Monday, November 17, 1777. The men started their march north through Westchester County at six o’clock, more than an hour after nightfall. The afternoon’s clouds had given way to wind and freezing rain. After a few hours the sleet turned to snow. Roughly one hundred men marched in silence. Their green coats disappeared in the darkness, leaving only the white facings dimly visible.[1] The Loyalist corps of Emmerich’s Chasseurs was on the move.
Their commander was Capt. Andreas Emmerich. Despite being short and fat, the dark-haired German’s look was fierce. His swarthy face was stained by gunpowder, his bearing stiff and military. He was said to be deadly with a rifle. Among the rural people of New York his “appearance inspired dread.” A boy remembered one night opening the house door to see Emmerich ranging on foot in front of his troops, rifle on his shoulder. Emmerich harshly ordered the door closed and was instantly obeyed.[2]

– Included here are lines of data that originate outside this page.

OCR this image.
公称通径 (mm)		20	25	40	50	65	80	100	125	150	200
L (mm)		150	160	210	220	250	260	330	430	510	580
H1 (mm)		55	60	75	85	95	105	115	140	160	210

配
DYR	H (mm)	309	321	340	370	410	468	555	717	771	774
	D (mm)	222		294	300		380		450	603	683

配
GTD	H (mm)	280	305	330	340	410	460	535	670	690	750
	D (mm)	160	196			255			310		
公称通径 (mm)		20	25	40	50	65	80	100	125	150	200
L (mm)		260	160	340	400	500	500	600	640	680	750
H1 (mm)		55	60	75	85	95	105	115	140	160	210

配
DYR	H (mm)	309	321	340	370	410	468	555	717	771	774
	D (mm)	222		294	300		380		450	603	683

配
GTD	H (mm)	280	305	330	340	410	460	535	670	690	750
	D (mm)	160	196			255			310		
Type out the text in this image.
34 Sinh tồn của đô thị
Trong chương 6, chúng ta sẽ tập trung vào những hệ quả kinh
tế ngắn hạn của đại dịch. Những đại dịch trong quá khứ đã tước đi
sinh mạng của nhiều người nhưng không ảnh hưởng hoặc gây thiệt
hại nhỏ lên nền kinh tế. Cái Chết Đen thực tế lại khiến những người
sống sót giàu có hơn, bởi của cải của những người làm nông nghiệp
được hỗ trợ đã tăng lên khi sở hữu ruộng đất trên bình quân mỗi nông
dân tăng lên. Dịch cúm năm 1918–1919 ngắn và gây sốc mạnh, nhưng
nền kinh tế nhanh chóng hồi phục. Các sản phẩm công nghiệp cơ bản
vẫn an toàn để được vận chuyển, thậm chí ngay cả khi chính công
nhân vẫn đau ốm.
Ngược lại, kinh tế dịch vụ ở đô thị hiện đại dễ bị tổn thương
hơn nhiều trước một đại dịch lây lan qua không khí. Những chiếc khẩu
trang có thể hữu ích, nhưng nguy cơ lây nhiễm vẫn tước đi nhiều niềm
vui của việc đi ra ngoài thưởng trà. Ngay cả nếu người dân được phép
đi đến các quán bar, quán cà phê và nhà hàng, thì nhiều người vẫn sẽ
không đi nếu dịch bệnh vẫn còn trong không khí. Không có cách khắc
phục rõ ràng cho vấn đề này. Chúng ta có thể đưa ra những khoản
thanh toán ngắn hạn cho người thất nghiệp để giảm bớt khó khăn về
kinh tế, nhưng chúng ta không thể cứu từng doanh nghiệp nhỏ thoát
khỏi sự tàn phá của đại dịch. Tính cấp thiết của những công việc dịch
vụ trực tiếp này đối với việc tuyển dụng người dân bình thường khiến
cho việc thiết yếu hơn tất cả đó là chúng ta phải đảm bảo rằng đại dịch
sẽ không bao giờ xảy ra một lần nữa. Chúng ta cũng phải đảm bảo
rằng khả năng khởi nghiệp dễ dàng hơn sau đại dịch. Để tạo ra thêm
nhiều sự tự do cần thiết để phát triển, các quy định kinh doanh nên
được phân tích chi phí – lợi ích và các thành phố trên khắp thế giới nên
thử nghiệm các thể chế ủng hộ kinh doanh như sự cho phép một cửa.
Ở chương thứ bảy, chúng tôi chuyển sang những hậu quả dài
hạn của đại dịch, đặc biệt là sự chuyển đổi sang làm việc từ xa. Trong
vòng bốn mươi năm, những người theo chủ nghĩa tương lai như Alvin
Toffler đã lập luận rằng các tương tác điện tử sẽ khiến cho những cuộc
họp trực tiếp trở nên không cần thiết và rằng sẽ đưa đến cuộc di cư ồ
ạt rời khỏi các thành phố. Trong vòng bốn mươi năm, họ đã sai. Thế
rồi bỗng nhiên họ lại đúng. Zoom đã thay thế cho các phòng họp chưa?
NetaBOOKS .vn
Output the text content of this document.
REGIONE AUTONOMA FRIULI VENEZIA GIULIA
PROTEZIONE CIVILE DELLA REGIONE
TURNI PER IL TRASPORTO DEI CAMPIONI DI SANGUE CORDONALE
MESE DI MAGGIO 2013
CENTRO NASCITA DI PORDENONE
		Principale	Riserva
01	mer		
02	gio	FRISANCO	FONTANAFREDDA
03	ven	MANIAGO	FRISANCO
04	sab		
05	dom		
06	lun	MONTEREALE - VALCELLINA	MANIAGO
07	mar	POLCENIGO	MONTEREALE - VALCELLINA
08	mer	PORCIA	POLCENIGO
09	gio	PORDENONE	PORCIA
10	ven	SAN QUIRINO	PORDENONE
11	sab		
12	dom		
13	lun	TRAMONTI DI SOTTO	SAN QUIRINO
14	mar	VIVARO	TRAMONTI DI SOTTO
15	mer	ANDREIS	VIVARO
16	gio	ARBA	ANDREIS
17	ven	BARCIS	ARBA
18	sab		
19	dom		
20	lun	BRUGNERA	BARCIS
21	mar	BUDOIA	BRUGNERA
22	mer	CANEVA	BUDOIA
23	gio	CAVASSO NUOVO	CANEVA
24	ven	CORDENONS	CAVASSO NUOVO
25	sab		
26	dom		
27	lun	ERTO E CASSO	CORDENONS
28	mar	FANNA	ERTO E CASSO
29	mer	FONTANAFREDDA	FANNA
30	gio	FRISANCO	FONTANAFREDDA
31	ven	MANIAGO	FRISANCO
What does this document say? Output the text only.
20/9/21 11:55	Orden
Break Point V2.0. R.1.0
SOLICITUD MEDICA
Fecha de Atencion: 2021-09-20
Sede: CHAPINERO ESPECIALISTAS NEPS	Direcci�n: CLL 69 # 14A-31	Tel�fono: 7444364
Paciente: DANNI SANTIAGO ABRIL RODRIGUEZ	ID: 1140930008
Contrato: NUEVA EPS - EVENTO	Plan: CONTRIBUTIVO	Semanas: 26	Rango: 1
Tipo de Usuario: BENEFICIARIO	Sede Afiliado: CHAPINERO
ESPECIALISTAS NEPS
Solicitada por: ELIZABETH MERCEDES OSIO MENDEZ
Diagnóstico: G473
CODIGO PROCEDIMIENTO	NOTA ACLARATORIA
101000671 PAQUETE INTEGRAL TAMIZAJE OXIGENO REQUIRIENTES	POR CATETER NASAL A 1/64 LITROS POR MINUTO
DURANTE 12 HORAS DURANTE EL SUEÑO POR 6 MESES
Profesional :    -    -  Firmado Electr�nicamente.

Captain Emmerich was forty and hoping to make his mark in America. A veteran of the Seven Years’ War, he was a proud Hessian partisan officer who after the peace had been reduced to working in England as deputy surveyor general of His Majesty’s Parks and Woods. In 1776 he had served as a volunteer in command of a corps in the New York campaign and earned praise from Gen. Sir William Howe. Emmerich returned to England, proposing to raise a corps of one thousand Germans to fight in America. His proposal was turned down. By the summer of 1777 he was back in New York, and in late August Gen. Sir Henry Clinton appointed him to the command of a company of one hundred “good rifle men,” drawn from five provincial units.[3] Thus was born the Loyalist corps Emmerich’s Chasseurs, in its nascent state a small infantry unit patrolling lower Westchester County, guarding the outposts of British headquarters on Manhattan.
Emmerich was determined to mold his Loyalists into the ideal light infantry corps. He demanded alertness and instant obedience. In September when some of his new chasseurs were swimming near Kingsbridge he ordered a drummer to suddenly beat to arms. The men dashed from the water to their firelocks and drew up naked and streaming, ready to meet the foe. Delighted, Emmerich awarded each man a dollar. When displeased, however, his temper could be volcanic. An observer recalled, “Emmerick was a severe disciplinarian and often whipped his men for disobedience and plundering.” Even civilians found him irascible. When a farmer tried to reclaim his plundered cattle, Emmerich thrashed him with a cane, roaring in his accented English, “To you call my mens cow tieves?”[4]